2011/4/5 Jeff Johnson <email@example.com>:
> On Apr 5, 2011, at 3:49 PM, Per Řyvind Karlsen wrote:
>> 2011/4/5 Jeff Johnson <firstname.lastname@example.org>:
>>> No way Jose!
>>> rpmbuild (and *.rpm metadata) can NOT have any encoding
>>> Encoding is for DISPLAY, not for octets.
>>> Put unicode into package metadata at your own peril.
>>> Meanwhile -- without an means to specify encoding in metadata --
>>> rpm in C has *ONLY* 8 bit clean octet's and the usual conventions
>>> for NUL terminated strings.
>>> Until there's a well defined means of specifying encoding for all
>>> tag strings -- and that's a fundamental design change to *.rpm packaging that
>>> likely will NEVER happen -- the problem simply CANNOT be fixed to meet naive
>>> luser expectations, and all attempts to "fix" anything
>>> are just doomed.
>>> C has octest, not utf8, and rpmdb strings are _NOT_ based on LC_ALL
>>> and other i18n/l10n conventions.
>>> You can of course put whatever garbage you wish into strings that
>>> will be stored as keys in an rpmdb, subject to all the usual
>>> GIGO conventions distro's wish to inflict upon their customers.
>> Okay, my mistake anyways, I was looking into an issue with unicode strings,
>> then I specified wrong locale when testing.
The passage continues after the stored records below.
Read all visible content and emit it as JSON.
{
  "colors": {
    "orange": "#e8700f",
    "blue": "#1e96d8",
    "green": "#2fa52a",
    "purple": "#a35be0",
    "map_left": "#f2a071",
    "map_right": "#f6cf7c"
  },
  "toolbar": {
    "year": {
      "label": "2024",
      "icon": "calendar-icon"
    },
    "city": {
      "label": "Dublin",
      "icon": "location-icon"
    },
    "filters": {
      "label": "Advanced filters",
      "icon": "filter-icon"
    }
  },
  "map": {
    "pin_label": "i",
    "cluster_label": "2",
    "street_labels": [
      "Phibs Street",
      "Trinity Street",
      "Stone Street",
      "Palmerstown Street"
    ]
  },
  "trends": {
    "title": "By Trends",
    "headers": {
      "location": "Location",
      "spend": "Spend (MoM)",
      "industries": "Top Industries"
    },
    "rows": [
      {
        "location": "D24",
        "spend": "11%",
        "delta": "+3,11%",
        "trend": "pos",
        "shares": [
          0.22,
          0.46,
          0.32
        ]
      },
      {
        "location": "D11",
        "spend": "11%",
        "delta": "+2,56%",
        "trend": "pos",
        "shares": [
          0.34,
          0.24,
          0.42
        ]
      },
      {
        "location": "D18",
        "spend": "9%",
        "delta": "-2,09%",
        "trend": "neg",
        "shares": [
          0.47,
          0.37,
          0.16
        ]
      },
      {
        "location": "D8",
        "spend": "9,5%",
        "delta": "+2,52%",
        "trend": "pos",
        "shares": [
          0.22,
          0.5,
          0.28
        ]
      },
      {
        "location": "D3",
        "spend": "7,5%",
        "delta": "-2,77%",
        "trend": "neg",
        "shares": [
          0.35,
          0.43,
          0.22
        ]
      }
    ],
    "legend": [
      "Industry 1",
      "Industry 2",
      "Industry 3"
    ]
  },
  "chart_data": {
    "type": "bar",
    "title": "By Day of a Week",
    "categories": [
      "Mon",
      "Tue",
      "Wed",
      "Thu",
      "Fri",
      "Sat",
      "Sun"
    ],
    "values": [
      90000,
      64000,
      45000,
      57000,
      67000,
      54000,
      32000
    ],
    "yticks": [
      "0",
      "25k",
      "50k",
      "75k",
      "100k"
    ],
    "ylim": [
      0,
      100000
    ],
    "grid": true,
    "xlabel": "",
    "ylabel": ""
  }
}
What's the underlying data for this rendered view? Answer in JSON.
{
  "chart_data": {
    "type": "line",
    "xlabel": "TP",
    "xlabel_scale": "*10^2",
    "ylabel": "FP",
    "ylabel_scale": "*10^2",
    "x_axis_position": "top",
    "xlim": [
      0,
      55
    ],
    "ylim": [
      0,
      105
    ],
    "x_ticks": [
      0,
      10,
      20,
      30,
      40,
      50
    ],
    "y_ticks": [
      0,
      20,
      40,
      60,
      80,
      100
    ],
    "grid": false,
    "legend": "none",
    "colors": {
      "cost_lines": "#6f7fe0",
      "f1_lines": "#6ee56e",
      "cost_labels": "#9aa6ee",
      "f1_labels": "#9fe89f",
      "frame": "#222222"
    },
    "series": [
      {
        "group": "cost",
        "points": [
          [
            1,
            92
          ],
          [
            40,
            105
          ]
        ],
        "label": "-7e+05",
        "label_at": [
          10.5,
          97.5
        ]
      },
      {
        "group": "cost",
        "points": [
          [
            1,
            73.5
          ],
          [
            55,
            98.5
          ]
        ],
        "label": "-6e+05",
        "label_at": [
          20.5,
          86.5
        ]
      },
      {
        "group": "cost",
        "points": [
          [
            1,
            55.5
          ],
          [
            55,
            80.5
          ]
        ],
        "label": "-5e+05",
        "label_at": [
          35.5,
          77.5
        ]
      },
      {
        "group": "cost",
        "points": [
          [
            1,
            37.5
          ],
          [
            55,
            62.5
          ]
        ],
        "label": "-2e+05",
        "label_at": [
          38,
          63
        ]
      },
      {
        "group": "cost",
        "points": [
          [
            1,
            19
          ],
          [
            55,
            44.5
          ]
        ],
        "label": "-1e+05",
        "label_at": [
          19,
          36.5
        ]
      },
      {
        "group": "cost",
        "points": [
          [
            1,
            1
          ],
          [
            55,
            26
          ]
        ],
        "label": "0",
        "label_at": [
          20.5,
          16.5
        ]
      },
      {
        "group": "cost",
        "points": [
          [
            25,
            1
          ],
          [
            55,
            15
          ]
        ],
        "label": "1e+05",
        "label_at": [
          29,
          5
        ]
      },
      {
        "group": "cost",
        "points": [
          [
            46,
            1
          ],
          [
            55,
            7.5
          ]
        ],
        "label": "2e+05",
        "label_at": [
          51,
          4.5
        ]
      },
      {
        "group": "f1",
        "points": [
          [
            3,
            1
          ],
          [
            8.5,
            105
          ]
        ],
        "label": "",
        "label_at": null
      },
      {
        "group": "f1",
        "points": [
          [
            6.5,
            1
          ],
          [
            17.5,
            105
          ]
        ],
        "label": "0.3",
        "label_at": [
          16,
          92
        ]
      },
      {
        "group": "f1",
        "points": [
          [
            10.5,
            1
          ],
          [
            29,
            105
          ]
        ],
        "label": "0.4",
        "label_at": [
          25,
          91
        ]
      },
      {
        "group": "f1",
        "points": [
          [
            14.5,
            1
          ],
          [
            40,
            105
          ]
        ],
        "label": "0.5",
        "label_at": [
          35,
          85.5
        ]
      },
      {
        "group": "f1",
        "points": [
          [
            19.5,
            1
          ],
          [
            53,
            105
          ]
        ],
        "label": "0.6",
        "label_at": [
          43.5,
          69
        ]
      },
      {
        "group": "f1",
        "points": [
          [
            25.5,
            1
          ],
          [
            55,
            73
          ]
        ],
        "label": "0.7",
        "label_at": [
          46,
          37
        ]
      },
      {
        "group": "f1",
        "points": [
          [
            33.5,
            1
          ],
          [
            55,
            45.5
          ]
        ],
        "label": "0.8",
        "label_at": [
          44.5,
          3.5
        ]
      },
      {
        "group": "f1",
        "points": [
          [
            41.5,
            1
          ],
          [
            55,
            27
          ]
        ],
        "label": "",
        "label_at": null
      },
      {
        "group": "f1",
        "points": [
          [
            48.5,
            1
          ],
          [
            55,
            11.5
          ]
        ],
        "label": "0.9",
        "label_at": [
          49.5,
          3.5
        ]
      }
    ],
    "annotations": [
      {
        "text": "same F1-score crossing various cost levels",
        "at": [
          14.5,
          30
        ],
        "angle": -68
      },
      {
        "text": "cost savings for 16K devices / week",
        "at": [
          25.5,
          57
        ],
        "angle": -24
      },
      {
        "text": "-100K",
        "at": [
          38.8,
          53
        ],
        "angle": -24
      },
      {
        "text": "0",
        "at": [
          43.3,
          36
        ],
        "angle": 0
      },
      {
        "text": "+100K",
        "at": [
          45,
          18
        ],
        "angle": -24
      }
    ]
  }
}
I notice now that with properly
>> specified locale, it accepts unicode characters.
> The test is way way feeble, but once the expectation starts, well
> there's nothing to do but solve the problem "correctly".
> What is broken -- by design -- is that *.spec recipes have multiple
> encodings, not a per-file encoding. And all hell starts to break
> loose in *.rpm packages when retrievals using keys pick up a per-key encoding.
> You tell me how to lookup all possible encodings from a database without
> specifically tying an encoding to every possible tag.
>> Still though, using '%description -l', descriptions disappears.. :|
> C permits octets, not encodings. All possible encodings fit into octets
> with NUL terminated strings. The only thing that saves %description
> (which doesn't belong in *.rpm packages, another design issue that I don't
> feels like arguing about because you somplly will NOT like the answer
> of specifying possibly hundreds of properly encoded %description's in
> a single *.spec using the full-blown form of the 4-tuple used for
> encoding on a per-tag basis. Package metadata will simply explode
> for no known purpose.
> And RPM_I18NSTRING_TYPE has been on death row all of this century,
> is carried along solely because PLD and a few other distros *still*
> insist on inserting translations into *.spec recipes directly.
> A data type that is sometimes an arary, and sometimes a scalar dependent
> on the context of interpretation just isn't a useful data type.
> Nor is there any known/modern reason why all possible encodings MUST be carried in
> each and every package header in the year 2011. There's specspo and other means
> of %description et al distribution that are far far superiour to RPM_I18NSTRING_TYPE pulled
> in from *.spec recipes. This was _NOT_ true back in 1998 when RPM_I18NSTRING_TYPE was devised.
Hm, okay, so better obviously needs to be done.
For what currently is though, is it supposed to be broken or...?
Received on Tue Apr 5 22:13:25 2011